3. Hunting, fishing and recreational opportunities on Crown land should be ensured for all British Columbians. (Yes/No)

4. Parks and protected areas should be maintained for the use and benefit of all British Columbians. (Yes/No)

5. Province-wide standards of resource management and environmental protection should continue to apply. (Yes/No)

6. Aboriginal self-government should have the characteristics of local government, with powers delegated from Canada and British Columbia. (Yes/No)

7. Treaties should include mechanisms for harmonizing land use planning between Aboriginal governments and neighbouring local governments. (Yes/No)

8. The existing tax exemptions for Aboriginal people should be phased out. (Yes/No)

Voters were also told that, for each principle, a Yes vote would compel the provincial government to adopt the principle in treaty negotiations, while a
No vote would mean that the government was not bound to adopt the principle when taking part in treaty negotiations.

==Outcome==
Critics claimed that the phrasing of the referendum ballot was flawed. For example, the first principle, being phrased in the negative, may have confused some voters about which answer meant support. The fourth was written in such a positive way that a Yes response was virtually guaranteed. The eighth may have been misleading, since the tax-exemption for Status Indians is provided by the federal Indian Act, and cannot be altered by provincial governments. The impact of the referendum on treaty negotiations was also unclear, since the government did not indicate what level of support for each principle would be enough to make it binding, or whether any of the principles might still be taken into account by the government even if they had been rejected by some or most voters.

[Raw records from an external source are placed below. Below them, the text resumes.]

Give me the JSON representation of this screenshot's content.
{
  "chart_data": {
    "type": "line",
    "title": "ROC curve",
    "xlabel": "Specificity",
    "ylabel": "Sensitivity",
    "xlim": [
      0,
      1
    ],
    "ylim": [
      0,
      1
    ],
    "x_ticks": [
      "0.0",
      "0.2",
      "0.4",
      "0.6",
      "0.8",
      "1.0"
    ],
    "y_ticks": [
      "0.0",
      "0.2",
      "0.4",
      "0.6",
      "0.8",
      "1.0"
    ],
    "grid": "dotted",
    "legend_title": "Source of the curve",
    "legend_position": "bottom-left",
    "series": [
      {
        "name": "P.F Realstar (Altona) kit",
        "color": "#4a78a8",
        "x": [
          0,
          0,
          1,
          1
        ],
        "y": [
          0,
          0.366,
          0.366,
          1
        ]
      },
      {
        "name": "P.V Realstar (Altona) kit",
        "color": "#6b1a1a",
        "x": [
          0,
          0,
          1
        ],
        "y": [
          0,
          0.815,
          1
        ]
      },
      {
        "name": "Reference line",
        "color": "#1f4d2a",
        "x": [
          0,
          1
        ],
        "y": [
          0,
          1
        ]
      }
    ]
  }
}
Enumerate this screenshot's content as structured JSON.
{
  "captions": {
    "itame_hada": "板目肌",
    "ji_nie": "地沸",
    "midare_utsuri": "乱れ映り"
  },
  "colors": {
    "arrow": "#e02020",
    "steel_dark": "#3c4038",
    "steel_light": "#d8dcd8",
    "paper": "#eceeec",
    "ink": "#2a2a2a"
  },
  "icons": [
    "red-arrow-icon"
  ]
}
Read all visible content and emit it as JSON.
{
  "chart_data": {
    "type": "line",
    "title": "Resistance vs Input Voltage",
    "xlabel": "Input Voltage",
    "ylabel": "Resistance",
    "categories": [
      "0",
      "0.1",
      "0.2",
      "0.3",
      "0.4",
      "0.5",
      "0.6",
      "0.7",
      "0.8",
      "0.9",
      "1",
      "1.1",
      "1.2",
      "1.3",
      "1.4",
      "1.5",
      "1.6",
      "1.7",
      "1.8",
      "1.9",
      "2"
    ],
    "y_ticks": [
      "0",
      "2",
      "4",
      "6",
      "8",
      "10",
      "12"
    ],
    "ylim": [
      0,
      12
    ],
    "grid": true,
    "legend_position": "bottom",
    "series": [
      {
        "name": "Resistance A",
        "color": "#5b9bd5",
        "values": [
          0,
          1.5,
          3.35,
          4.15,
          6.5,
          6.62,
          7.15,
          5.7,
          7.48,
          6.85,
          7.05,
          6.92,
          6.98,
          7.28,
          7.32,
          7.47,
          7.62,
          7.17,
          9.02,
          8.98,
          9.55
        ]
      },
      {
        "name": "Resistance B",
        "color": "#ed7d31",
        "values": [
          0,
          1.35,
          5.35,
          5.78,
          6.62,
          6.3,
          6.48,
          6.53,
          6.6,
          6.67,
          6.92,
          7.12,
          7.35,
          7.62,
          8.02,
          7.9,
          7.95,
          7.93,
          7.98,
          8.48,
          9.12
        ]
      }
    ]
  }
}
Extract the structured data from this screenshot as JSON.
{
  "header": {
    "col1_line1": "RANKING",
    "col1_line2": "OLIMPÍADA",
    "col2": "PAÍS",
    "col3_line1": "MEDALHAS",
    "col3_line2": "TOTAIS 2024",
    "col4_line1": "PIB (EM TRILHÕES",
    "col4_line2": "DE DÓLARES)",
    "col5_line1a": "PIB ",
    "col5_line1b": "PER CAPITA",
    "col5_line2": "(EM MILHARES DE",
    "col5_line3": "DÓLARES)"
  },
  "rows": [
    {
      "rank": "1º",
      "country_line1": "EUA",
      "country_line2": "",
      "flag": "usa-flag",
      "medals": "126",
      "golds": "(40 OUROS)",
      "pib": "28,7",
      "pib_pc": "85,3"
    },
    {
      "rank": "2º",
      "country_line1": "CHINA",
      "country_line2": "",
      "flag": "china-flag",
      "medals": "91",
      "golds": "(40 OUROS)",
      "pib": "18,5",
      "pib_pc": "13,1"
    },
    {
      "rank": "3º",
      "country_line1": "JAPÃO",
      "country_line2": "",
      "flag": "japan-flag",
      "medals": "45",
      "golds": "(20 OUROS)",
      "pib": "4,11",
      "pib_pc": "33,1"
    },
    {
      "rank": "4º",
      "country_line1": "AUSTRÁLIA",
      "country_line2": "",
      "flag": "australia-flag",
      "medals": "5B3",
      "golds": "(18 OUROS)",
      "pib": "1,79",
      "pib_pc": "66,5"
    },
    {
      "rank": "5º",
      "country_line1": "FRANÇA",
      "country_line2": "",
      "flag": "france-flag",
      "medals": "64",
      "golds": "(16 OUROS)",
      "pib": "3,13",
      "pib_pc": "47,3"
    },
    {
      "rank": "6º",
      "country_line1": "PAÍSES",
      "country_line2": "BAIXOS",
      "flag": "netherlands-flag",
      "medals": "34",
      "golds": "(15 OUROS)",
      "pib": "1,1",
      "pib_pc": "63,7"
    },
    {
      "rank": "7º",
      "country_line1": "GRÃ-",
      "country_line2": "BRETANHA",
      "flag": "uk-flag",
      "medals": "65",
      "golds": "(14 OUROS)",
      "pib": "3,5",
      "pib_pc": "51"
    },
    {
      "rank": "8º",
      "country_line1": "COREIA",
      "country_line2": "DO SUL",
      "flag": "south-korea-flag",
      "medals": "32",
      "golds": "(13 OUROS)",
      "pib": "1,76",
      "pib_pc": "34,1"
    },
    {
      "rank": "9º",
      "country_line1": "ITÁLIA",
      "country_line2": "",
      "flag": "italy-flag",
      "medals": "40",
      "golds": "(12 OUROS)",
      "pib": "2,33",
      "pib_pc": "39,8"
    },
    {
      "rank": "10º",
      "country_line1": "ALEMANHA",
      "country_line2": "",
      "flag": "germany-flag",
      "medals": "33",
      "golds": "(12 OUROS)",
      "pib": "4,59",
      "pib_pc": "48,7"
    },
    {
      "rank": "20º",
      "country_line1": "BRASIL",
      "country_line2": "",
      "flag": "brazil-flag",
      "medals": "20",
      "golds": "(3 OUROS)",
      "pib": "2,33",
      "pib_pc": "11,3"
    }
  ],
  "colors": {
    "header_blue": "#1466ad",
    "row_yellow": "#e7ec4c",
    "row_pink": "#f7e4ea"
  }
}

The government called the referendum "an experiment in direct democracy," but a representative for the polling firm Angus Reid called it "one of the most amateurish, one-sided attempts to gauge the public will that I have seen in my professional career." Critics called for a boycott of the referendum and First Nations groups collected as many ballots as possible so that they might be destroyed publicly. The boycott was backed by the
Anglican Church, the United Church, the Presbytery of New Westminster, the Canadian Jewish Congress, the Canadian Muslim Federation, the BC Federation of Labour, the Council of Senior Citizens and the David Suzuki Foundation.

35.84% of ballots (763,480) were received by Elections BC by the deadline of May 15. Over 80 per cent of those ballots indicated agreement with all eight principles. Between 55,000 and 60,000 votes on each question were rejected.